Nessun traguardo è irraggiungibile per chi vuole raggiungerlo. Cosa ne pensa dell’attuale situazione delle donne del settore marittimo? Esiste ancora diseguaglianza, o le capacità individuali e del lavoro di squadra alla fine parlano da sole?

Cosa direbbe alle allieve che intraprendono le professioni in un ambiente percepito ancora molto maschile?

Gli stereotipi di genere non hanno mai guidato le mie scelte lavorative; quindi, per me non è mai stato un problema lavorare in un ambiente ritenuto prettamente maschile. Che determinate professioni siano considerate più per uomini non deve contribuire a scoraggiare le scelte lavorative di una donna.

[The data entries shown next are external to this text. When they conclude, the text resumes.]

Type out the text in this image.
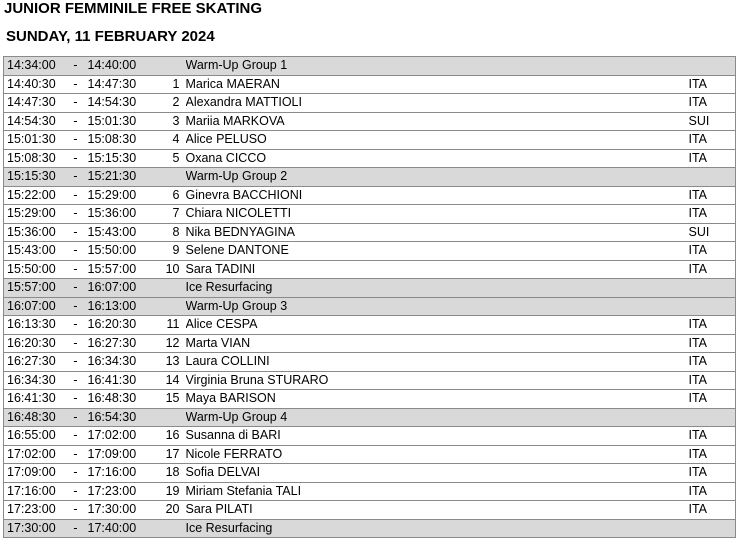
JUNIOR FEMMINILE FREE SKATING
SUNDAY, 11 FEBRUARY 2024
14:34:00	-	14:40:00		Warm-Up Group 1	
14:40:30	-	14:47:30	1	Marica MAERAN	ITA
14:47:30	-	14:54:30	2	Alexandra MATTIOLI	ITA
14:54:30	-	15:01:30	3	Mariia MARKOVA	SUI
15:01:30	-	15:08:30	4	Alice PELUSO	ITA
15:08:30	-	15:15:30	5	Oxana CICCO	ITA
15:15:30	-	15:21:30		Warm-Up Group 2	
15:22:00	-	15:29:00	6	Ginevra BACCHIONI	ITA
15:29:00	-	15:36:00	7	Chiara NICOLETTI	ITA
15:36:00	-	15:43:00	8	Nika BEDNYAGINA	SUI
15:43:00	-	15:50:00	9	Selene DANTONE	ITA
15:50:00	-	15:57:00	10	Sara TADINI	ITA
15:57:00	-	16:07:00		Ice Resurfacing	
16:07:00	-	16:13:00		Warm-Up Group 3	
16:13:30	-	16:20:30	11	Alice CESPA	ITA
16:20:30	-	16:27:30	12	Marta VIAN	ITA
16:27:30	-	16:34:30	13	Laura COLLINI	ITA
16:34:30	-	16:41:30	14	Virginia Bruna STURARO	ITA
16:41:30	-	16:48:30	15	Maya BARISON	ITA
16:48:30	-	16:54:30		Warm-Up Group 4	
16:55:00	-	17:02:00	16	Susanna di BARI	ITA
17:02:00	-	17:09:00	17	Nicole FERRATO	ITA
17:09:00	-	17:16:00	18	Sofia DELVAI	ITA
17:16:00	-	17:23:00	19	Miriam Stefania TALI	ITA
17:23:00	-	17:30:00	20	Sara PILATI	ITA
17:30:00	-	17:40:00		Ice Resurfacing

In quanto donna ammetto che a volte può essere più difficile ma i pregiudizi di genere diffusi nella nostra società non influenzeranno mai la mia vita o mi faranno sentire inadeguata; realizzare i propri sogni e scegliere il lavoro che piace vale molto di più.

 

Si parla molto di sostenibilità e di salvaguardia dell’ambiente, spesso con troppo retorica e pochi fatti. Cosa consigli di fare, nel nostro piccolo, per “salvare il pianeta” e quindi anche i nostri oceani?

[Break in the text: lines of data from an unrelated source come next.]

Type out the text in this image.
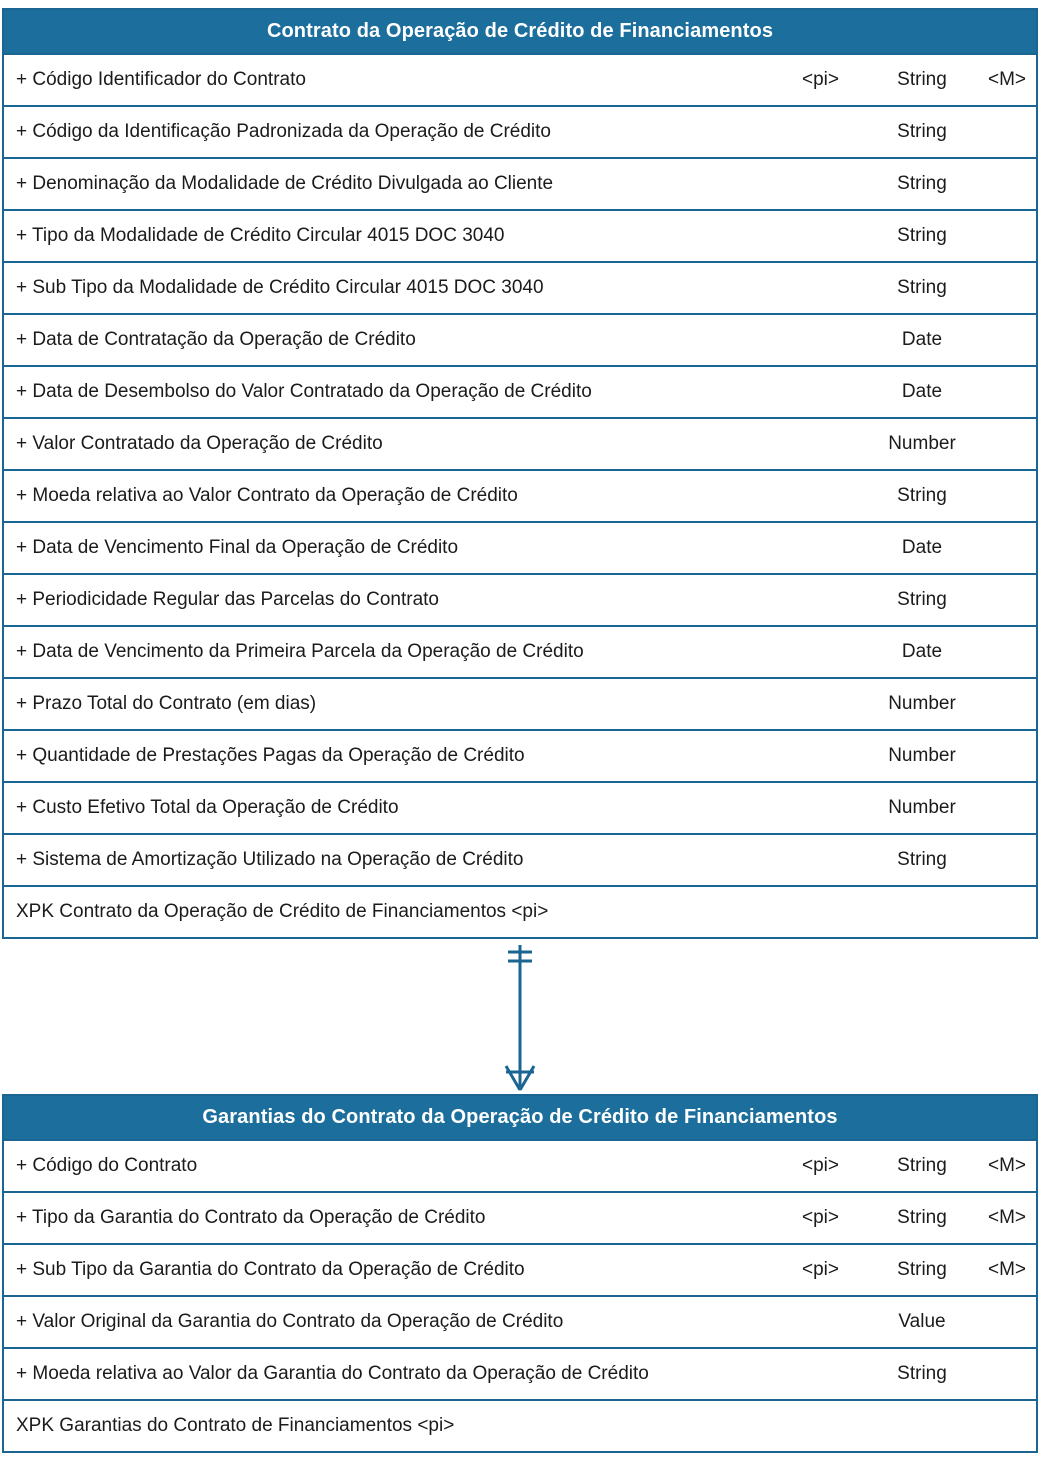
Contrato da Operação de Crédito de Financiamentos
+ Código Identificador do Contrato	<pi>	String	<M>
+ Código da Identificação Padronizada da Operação de Crédito	String
+ Denominação da Modalidade de Crédito Divulgada ao Cliente	String
+ Tipo da Modalidade de Crédito Circular 4015 DOC 3040	String
+ Sub Tipo da Modalidade de Crédito Circular 4015 DOC 3040	String
+ Data de Contratação da Operação de Crédito	Date
+ Data de Desembolso do Valor Contratado da Operação de Crédito	Date
+ Valor Contratado da Operação de Crédito	Number
+ Moeda relativa ao Valor Contrato da Operação de Crédito	String
+ Data de Vencimento Final da Operação de Crédito	Date
+ Periodicidade Regular das Parcelas do Contrato	String
+ Data de Vencimento da Primeira Parcela da Operação de Crédito	Date
+ Prazo Total do Contrato (em dias)	Number
+ Quantidade de Prestações Pagas da Operação de Crédito	Number
+ Custo Efetivo Total da Operação de Crédito	Number
+ Sistema de Amortização Utilizado na Operação de Crédito	String
XPK Contrato da Operação de Crédito de Financiamentos <pi>
Garantias do Contrato da Operação de Crédito de Financiamentos
+ Código do Contrato	<pi>	String	<M>
+ Tipo da Garantia do Contrato da Operação de Crédito	<pi>	String	<M>
+ Sub Tipo da Garantia do Contrato da Operação de Crédito	<pi>	String	<M>
+ Valor Original da Garantia do Contrato da Operação de Crédito	Value
+ Moeda relativa ao Valor da Garantia do Contrato da Operação de Crédito	String
XPK Garantias do Contrato de Financiamentos <pi>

C’è una frase che racchiude appieno il mio pensiero a riguardo “Sii il cambiamento che vuoi vedere nel mondo”, ed è proprio tale pensiero che guida le mie scelte di vita per salvaguardare, nel mio piccolo, il pianeta. Se ognuno di noi guardasse unicamente se stesso e non si facesse influenzare da ciò che fa l’intera comunità, ogni piccola azione, che può essere considerata insignificante, potrà essere importante per contribuire al cambiamento. Non fare qualcosa perché “Sono l’unico a farlo, che senso ha?” è il pensiero comune che ci ha portato alla crisi ambientale che stiamo vivendo.

Progetti per il futuro?

Vorrei, dopo il dottorato, continuare nell’ambito della ricerca oceanografica.